Improviser avec… rien !
Si la table Bell est importante dans le parcours de Sebastian Herkner, c’est parce qu’elle a fait naître chez lui l’amour de l’artisanat. « L’artisanat vieillit bien », dit-il. Pour rencontrer d’autres savoir-faire, il n’hésite d’ailleurs pas à « s’envoler du studio pour respirer un air nouveau ». En 2013, il part ainsi au Sénégal réaliser, pour Moroso, près de Dakar, Banjooli (autruche, en wolof), une chaise outdoor tressée avec du filet de pêche. Ses partenaires sont des saisonniers, artisans et paysans. L’année suivante, Herkner est au Zimbabwe, au Craft Centre de Binga. Il lui faut improviser… avec rien. Ses coéquipières, qui tressent des corbeilles en chantant, ne lui font pas oublier les réalités locales ; elles utilisent des sacs de riz en plastique pour introduire de la couleur dans les corbeilles.
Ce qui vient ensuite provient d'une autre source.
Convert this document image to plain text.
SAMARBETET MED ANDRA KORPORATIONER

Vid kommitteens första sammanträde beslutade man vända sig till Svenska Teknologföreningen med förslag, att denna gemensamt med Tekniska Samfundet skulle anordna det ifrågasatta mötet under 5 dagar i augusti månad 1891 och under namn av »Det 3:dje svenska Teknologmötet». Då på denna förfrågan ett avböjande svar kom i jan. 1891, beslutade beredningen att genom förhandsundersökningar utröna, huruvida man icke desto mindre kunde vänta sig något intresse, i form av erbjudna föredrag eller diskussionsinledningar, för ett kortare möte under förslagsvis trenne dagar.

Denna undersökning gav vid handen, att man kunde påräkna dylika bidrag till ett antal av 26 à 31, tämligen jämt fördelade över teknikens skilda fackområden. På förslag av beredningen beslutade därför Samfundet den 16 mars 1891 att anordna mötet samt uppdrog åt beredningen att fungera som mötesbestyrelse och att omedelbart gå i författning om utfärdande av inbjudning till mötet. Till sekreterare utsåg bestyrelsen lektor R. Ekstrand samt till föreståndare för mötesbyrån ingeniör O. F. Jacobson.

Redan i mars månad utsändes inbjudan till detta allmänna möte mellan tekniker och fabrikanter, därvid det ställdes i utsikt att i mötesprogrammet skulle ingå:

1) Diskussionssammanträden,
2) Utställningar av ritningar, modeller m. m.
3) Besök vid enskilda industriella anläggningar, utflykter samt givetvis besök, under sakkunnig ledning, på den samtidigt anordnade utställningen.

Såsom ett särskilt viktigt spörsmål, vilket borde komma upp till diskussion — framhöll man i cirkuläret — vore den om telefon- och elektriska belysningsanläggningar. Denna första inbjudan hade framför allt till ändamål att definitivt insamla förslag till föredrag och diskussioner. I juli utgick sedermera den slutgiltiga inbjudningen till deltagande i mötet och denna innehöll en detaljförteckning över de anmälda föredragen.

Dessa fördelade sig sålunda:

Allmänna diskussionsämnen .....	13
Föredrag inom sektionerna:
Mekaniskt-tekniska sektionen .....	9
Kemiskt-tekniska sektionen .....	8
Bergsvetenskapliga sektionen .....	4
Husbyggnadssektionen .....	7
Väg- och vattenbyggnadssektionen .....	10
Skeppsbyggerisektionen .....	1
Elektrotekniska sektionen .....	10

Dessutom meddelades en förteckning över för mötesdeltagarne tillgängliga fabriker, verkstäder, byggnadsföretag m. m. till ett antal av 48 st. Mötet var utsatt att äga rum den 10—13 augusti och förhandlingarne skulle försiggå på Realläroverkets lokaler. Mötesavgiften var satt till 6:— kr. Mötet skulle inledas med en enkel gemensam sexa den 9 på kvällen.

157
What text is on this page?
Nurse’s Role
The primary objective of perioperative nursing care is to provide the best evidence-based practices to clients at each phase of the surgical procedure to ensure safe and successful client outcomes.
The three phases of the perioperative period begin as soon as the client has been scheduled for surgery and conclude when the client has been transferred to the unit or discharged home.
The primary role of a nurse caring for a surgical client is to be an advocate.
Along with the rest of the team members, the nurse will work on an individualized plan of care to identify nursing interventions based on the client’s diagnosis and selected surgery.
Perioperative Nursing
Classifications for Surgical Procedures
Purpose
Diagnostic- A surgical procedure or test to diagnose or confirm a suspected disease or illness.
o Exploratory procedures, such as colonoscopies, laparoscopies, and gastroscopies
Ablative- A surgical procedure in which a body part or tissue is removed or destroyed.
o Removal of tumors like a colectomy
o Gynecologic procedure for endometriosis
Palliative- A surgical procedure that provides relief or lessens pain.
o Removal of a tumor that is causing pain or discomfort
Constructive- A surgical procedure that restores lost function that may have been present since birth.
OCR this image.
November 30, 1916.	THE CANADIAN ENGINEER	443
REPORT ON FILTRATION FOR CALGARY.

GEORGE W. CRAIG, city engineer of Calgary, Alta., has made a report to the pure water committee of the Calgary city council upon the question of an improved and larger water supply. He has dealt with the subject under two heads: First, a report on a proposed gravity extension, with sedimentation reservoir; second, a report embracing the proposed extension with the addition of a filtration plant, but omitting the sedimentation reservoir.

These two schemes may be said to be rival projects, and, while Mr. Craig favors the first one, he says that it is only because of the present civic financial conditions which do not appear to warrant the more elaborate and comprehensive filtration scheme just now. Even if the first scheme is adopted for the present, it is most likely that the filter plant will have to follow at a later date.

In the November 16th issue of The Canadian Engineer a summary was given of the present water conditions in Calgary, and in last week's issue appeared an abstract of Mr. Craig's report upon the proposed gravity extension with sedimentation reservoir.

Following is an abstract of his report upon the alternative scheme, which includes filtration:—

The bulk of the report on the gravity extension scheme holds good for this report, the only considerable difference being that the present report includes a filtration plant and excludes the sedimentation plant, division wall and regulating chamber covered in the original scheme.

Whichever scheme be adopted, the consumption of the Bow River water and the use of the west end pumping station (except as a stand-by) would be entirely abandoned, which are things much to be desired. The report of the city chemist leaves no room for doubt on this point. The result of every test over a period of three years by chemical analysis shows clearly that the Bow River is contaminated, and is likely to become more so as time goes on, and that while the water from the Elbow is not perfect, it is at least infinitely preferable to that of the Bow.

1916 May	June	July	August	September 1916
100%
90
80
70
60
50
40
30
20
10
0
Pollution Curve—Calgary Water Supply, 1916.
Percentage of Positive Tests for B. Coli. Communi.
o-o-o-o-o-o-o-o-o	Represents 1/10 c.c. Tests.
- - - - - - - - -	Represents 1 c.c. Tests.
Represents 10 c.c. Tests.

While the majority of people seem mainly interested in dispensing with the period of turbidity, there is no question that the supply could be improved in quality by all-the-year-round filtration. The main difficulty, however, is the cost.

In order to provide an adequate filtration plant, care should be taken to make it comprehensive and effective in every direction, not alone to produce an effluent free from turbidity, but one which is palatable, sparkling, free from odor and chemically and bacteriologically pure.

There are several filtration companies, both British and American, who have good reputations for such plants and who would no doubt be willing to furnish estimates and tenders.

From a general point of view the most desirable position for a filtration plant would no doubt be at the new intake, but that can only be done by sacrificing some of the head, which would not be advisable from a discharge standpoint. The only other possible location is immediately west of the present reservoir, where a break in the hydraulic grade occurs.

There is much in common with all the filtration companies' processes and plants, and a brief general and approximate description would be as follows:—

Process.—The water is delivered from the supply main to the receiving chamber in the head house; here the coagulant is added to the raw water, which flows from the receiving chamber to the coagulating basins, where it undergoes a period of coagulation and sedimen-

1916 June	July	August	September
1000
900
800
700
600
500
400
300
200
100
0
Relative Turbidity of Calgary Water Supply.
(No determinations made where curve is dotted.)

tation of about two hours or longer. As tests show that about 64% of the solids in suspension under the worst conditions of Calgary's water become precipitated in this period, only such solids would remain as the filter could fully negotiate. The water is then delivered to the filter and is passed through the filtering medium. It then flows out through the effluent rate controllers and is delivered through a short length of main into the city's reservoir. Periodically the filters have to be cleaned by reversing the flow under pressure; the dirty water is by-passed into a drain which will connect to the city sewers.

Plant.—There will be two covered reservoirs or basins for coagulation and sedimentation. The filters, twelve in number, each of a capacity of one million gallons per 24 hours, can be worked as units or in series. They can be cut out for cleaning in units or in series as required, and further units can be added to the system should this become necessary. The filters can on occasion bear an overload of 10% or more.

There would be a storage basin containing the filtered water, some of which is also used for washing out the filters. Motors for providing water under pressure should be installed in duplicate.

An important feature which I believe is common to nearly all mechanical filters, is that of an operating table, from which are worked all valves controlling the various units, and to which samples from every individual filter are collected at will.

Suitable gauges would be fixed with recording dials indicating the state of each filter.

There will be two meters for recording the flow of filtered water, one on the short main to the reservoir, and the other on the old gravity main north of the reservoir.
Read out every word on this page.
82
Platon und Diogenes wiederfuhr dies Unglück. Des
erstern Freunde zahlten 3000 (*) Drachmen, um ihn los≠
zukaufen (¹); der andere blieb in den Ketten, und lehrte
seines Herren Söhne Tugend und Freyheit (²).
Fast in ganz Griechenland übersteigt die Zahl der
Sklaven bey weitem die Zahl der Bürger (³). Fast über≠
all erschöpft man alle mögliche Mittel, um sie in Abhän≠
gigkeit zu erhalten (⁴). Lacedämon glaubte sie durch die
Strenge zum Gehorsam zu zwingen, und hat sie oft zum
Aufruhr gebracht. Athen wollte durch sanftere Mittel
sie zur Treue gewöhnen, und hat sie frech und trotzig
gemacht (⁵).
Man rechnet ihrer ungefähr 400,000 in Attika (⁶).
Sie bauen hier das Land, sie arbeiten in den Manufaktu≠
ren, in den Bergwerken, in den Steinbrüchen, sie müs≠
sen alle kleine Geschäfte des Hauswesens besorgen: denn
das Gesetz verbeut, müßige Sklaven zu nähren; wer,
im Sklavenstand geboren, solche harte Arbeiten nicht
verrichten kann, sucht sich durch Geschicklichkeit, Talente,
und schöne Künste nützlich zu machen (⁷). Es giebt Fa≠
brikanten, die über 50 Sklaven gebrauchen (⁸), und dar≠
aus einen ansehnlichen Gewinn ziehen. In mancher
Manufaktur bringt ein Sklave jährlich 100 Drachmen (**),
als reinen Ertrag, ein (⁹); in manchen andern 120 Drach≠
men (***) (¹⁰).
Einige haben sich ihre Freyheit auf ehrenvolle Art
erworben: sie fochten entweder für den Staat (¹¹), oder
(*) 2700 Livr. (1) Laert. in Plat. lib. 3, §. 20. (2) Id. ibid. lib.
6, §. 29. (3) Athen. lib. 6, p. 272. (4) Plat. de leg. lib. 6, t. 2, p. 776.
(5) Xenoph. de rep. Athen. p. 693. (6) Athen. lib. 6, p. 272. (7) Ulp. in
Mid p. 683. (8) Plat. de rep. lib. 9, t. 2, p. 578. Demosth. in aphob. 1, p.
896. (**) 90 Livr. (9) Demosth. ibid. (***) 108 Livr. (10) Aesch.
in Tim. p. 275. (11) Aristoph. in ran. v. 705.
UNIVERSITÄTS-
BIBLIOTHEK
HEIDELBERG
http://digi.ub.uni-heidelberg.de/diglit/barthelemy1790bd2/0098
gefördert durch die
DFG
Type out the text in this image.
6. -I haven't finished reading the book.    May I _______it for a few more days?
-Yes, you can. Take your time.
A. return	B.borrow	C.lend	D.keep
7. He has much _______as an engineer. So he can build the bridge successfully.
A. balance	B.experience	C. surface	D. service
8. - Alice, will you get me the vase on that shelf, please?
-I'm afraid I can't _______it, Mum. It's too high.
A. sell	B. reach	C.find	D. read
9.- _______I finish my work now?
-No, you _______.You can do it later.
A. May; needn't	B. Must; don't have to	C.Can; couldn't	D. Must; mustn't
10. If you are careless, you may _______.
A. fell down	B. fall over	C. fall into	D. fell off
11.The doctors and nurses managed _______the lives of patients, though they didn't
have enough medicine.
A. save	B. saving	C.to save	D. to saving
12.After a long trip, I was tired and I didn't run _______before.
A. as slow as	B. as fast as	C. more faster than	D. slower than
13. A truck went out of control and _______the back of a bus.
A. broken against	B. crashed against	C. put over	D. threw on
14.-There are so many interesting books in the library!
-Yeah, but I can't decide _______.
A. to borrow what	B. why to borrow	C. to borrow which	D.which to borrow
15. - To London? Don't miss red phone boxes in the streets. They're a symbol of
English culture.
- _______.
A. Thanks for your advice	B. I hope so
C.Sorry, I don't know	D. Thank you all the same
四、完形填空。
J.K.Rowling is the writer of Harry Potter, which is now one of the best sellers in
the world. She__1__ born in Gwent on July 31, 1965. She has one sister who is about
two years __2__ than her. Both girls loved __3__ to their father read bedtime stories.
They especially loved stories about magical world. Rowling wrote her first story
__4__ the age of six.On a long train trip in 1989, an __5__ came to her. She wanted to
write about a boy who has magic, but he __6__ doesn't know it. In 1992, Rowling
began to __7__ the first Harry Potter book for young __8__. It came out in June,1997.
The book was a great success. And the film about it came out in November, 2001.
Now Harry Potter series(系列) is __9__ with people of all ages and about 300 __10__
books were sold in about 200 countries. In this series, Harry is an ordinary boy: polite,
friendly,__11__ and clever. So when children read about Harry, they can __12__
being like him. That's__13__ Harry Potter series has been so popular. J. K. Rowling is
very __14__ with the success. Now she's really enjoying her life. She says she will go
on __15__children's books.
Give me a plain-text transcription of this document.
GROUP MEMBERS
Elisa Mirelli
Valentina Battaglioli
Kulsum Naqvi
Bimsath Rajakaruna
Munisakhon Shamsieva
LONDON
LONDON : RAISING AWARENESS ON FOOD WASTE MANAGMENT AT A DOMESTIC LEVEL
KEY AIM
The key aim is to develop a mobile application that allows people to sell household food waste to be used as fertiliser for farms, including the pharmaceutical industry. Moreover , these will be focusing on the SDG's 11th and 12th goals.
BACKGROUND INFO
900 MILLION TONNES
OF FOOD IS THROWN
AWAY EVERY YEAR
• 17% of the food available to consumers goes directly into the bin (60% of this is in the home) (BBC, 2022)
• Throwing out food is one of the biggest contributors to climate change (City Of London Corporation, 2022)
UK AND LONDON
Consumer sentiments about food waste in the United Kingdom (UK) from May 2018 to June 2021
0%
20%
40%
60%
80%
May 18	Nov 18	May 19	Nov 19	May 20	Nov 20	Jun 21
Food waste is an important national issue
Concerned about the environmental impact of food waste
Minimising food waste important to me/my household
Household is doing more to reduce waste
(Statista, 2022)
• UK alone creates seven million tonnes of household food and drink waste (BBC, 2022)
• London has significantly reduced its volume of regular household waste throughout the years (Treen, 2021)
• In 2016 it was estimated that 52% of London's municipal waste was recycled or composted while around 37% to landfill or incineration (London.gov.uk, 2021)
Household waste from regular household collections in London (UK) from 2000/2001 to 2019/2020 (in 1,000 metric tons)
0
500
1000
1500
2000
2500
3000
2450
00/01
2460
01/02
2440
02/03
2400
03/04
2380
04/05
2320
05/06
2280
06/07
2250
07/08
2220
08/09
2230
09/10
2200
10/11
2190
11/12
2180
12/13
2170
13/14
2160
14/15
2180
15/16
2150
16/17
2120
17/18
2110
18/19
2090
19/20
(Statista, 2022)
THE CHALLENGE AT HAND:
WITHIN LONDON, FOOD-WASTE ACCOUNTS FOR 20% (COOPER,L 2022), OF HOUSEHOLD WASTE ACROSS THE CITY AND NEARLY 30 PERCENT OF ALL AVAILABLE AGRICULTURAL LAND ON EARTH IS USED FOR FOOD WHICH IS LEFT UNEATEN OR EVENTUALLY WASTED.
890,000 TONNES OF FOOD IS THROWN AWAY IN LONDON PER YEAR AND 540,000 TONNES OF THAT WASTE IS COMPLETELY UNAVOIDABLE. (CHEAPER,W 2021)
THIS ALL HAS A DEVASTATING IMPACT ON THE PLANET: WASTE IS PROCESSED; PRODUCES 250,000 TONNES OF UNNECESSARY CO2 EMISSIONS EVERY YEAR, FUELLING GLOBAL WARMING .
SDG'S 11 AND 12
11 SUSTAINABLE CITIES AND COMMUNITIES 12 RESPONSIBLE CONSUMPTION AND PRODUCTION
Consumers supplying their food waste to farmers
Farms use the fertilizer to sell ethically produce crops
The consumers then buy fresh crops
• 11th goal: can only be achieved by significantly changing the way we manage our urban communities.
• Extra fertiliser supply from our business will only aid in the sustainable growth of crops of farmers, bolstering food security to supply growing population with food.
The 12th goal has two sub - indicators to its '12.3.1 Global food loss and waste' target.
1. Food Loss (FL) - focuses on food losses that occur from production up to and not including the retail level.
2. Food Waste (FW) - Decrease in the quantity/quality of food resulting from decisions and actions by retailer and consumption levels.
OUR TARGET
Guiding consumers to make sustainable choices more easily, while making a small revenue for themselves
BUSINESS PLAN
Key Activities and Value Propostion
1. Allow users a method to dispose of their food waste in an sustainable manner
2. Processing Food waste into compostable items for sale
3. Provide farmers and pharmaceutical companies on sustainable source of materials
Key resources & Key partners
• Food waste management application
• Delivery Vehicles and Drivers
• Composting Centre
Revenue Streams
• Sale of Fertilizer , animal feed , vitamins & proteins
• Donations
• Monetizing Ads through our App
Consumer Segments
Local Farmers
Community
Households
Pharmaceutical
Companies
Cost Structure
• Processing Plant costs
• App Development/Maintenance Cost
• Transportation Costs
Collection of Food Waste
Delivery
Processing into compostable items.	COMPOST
À l’écouter en parler, on comprend que le designer a vécu une expérience enrichissante dans un contexte de dénuement matériel. Cette année, le terracotta noir qu’il a pétri en Colombie a fourni la matière des belles jardinières de la collection « Ames Sala » utilisées pour l’installation « Das Haus », à Cologne. L’intérêt du designer pour les jeux de couleurs et le mélange de matières s’est développé lors d’un stage dans le milieu de la mode, à Londres, chez Stella McCartney. Débarrassé de tout préjugé, il essaie tout. C’est ainsi qu’il a développé le fauteuil Pipe pour Moroso avant d’en faire une collection. Cette année-là, chez Magis, Konstantin Grcic avait fait sensation en dotant sa collection de sièges « Traffic » de pieds archifins. Sans malice, son compatriote s’est mis à travailler en sens opposé, dans le registre de l’épaisseur, jusqu’à devenir à son tour l’auteur d’un fauteuil remarqué. « Tout cela à Offenbach-sur-le-Main ? » l’interrogent les journalistes. « Y a-t-il un éditeur de design installé dans une capitale ? » répond-il sans prendre la peine d’être narquois. Sa petite localité est limitrophe de Francfort. Après avoir étudié et enseigné là pendant quatre ans, Sebastian Herkner y est resté. Au début, le studio, c’était son appartement. Depuis, il a déménagé sans d’ailleurs cacher ce que son studio doit financièrement au succès de la table Bell. De fait, son créateur n’a certainement pas fait tout cela pour siéger en bonne place dans les dîners de gala. Il est en réalité très absorbé par son univers. Au point, dit-il, de ne pas toujours être disponible dans la vie courante. Ce qui ne se voit absolument pas.